The last two turns of the GpsB N-terminal α-helix 2 are composed of residues 66-LEELRLR-72. They are followed by a flexible linker region of approximately 20 amino acids that connects to the C-terminal domain. Interestingly, the LEELRLR region is not conserved among other Firmicutes and is unique to S. aureus. Multiple i +3 and i +4 electrostatic interactions are formed laterally along LEELRLR by Arg and Glu sidechains and Lys64 (Fig. 3D and Fig. S4). Additionally, the Leu residues interact through hydrophobic interactions in the core with the corresponding residue of the adjacent protomer and the neighboring Leu of its own chain. The insertion or deletion of a LEE sequence would disrupt the complementarity of sidechain interactions and cause charge-charge repulsion. Deletion of LEE eliminates a pair of (N + 3/N + 4) +/− interactions (K64-E67, E68) and (E68-R72) while adding one pair of +/+ interactions (K63, K64-E67R) (Fig. S4C). A LEE repeat eliminates one +/− interaction (E68-R72) and adds two pairs of −/− interactions: (E67-R70E, L71E) and (E68-L71E, R72E) (Fig. S4B). Therefore, the insertion or deletion of LEE will decrease the helical propensity of this region. Because the disruption of secondary structure is restricted to a small region that is adjacent to a disordered linker, the impact on the overall structure of GpsB structure could be minimal, meaning this specific area may have functional importance for binding to other proteins. Possible proteins include FtsZ (15) or other unique interaction partners (such as TarG discussed later in this report) that could interact with GpsB through LEELRLR. Additionally, Arg72 is either the last residue of α-helix 2 or the beginning of the disordered linker region that connects the N-terminal domain to the C-terminal domain. Either way, it is unlikely to affect the overall structure of GpsB and could also be a critical residue that interacts with another protein, likely through electrostatic interactions with a Glu or Asp residue.

Isolation of extragenic suppressors reveals a link between GpsB and wall teichoic acid machinery.

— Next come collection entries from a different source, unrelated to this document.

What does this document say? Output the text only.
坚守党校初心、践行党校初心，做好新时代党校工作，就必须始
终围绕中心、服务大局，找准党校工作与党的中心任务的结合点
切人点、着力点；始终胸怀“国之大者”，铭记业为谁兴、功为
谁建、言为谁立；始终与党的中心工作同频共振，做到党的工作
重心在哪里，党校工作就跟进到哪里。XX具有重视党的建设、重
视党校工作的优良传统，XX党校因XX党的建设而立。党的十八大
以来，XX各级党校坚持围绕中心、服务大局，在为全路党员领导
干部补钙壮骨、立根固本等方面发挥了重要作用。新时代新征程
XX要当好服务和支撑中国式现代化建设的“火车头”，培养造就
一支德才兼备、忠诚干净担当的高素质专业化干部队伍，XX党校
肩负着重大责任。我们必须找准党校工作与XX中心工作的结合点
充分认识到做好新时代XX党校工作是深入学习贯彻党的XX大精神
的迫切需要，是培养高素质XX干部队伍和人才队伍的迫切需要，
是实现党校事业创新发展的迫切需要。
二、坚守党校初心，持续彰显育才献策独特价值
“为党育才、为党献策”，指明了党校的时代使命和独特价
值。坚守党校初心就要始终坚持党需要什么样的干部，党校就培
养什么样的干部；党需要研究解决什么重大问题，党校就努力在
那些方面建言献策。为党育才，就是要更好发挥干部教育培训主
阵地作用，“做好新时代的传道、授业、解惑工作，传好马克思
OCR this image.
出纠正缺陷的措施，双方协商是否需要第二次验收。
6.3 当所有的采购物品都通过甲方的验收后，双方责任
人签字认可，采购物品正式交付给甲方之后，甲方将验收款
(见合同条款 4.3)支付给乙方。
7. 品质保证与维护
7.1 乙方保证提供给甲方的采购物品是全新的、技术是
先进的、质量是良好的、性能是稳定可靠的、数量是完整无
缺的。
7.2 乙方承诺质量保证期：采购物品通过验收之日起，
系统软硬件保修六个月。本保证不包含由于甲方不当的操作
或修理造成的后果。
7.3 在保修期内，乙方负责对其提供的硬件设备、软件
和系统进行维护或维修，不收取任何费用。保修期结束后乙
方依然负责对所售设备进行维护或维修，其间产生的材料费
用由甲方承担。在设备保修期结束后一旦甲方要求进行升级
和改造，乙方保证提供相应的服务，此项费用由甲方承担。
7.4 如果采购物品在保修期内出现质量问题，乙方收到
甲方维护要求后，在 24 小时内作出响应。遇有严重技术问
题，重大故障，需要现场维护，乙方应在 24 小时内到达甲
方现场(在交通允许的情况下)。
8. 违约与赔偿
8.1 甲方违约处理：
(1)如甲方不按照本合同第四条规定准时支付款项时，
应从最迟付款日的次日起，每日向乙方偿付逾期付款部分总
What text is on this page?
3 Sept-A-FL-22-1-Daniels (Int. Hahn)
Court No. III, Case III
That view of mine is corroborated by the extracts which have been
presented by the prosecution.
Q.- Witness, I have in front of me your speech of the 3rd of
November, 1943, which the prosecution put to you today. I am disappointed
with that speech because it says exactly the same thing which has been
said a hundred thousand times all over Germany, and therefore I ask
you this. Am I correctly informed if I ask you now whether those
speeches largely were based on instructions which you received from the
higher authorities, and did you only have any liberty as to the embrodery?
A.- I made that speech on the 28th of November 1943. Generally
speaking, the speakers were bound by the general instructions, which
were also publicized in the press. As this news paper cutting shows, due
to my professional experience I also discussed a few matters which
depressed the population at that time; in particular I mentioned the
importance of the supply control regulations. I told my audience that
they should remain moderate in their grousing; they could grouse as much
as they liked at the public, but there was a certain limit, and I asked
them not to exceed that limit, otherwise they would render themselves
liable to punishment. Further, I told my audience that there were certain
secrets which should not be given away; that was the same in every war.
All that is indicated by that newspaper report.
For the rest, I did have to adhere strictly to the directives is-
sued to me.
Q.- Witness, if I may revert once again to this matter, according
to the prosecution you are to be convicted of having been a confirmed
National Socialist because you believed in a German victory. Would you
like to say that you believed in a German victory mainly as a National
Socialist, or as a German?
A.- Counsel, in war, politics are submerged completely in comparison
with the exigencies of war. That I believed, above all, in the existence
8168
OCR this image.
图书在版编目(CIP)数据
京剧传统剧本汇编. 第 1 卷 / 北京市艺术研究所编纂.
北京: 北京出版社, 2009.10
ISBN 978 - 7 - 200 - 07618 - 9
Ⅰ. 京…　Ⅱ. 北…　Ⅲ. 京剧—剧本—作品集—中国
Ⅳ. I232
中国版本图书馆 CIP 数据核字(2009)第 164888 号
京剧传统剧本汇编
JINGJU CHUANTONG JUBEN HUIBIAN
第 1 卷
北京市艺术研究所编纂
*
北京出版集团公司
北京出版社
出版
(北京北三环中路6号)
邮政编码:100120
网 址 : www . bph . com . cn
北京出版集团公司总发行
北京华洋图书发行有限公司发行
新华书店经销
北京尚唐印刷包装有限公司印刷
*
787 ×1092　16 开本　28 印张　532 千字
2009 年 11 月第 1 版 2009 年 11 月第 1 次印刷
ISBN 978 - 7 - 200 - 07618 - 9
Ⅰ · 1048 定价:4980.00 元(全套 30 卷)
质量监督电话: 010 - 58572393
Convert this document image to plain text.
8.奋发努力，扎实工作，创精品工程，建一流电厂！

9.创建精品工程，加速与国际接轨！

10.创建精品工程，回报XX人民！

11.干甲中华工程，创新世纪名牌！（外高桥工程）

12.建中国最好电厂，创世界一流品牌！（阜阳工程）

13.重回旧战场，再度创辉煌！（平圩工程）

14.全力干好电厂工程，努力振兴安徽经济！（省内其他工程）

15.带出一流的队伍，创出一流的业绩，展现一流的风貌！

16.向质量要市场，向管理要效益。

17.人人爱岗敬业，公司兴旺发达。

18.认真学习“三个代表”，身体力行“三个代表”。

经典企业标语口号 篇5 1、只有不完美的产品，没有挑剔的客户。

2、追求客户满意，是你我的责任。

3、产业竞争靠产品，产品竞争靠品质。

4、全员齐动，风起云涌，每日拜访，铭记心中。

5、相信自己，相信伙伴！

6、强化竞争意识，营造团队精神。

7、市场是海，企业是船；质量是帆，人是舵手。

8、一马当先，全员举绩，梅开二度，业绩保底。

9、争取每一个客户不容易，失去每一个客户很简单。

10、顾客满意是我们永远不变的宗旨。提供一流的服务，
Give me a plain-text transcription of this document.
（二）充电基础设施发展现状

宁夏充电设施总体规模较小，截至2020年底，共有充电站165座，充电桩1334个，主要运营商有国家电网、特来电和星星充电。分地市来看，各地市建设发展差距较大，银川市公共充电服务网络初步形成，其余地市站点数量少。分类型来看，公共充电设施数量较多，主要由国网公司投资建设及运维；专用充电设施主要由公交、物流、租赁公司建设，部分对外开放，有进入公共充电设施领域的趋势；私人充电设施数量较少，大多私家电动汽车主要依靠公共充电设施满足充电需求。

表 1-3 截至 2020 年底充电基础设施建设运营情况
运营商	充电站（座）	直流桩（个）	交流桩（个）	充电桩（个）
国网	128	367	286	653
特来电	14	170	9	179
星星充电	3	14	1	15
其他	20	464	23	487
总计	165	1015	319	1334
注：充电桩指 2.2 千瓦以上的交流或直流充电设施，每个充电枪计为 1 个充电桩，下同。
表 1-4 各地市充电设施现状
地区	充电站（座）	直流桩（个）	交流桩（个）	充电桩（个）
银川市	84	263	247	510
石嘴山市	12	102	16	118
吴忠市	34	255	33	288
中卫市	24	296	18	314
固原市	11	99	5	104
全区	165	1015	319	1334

In addition to the intragenic suppressors described above, we also isolated extragenic suppressors and then analyzed these mutants through whole-genome sequencing (Fig. 1A). Through this process, we isolated three different suppressor mutations independently. Two of the mutants had the same mutation in tagH (Y233C), and the third suppressor had a mutation in tagG (R20K) (Fig. 4A and Fig. S6). TagG and TagH work together to form a complex that exports WTA that are made intracellularly so they can be anchored to the cell wall (19). As these WTA genes are essential in B. subtilis, to confirm that the extragenic suppressors harbor true suppressor mutations we utilized the previously developed essential gene knockdown tool based on CRISPR interference (CRISPRi) with deactivated Cas9 (20) to disrupt the expression of either tagG or tagH. Briefly, we investigated the fate of wild-type GpsB^SA-GFP-overproducing cells when tagG or tagH expression was knocked down (+ xylose) or not (Fig. 4C). When we imaged these tagG or tagH strains without xylose (Fig. 4B, panels i and iii), the strains appeared similar to the wild type. Upon addition of xylose, we noted areas of membrane enrichment near cell poles (Fig. 4B, panels ii and iv), consistent with the previous report of bulging (20). As shown before (Fig. 2B), induction of gpsB^SA-gfp expression with IPTG leads to filamentation (Fig. 4C, panels i and ii). In the CRISPRi strains of tagG or tagH with GpsB^SA-GFP, the IPTG-mediated filamentation is also seen in the absence of xylose (no interference in the expression of tagG or tagH) (Fig. 4C, panels iv and viii). Finally, when we added both IPTG and xylose to induce GpsB^SA-GFP production and knockdown of tagG or tagH, the cells were no longer filamentous (Fig. 4C, panels vi and x), thus confirming that tagG and tagH are true suppressors of GpsB^SA-GFP-mediated cell division inhibition. Therefore, it is likely that the extragenic suppressor mutations result in dysregulation of the TagGH complex to suppress the lethal overexpression of gpsB^SA. Perhaps the reduced function of TagGH allows cell division to proceed by freeing up the components required for PG synthesis (such as lipid-II).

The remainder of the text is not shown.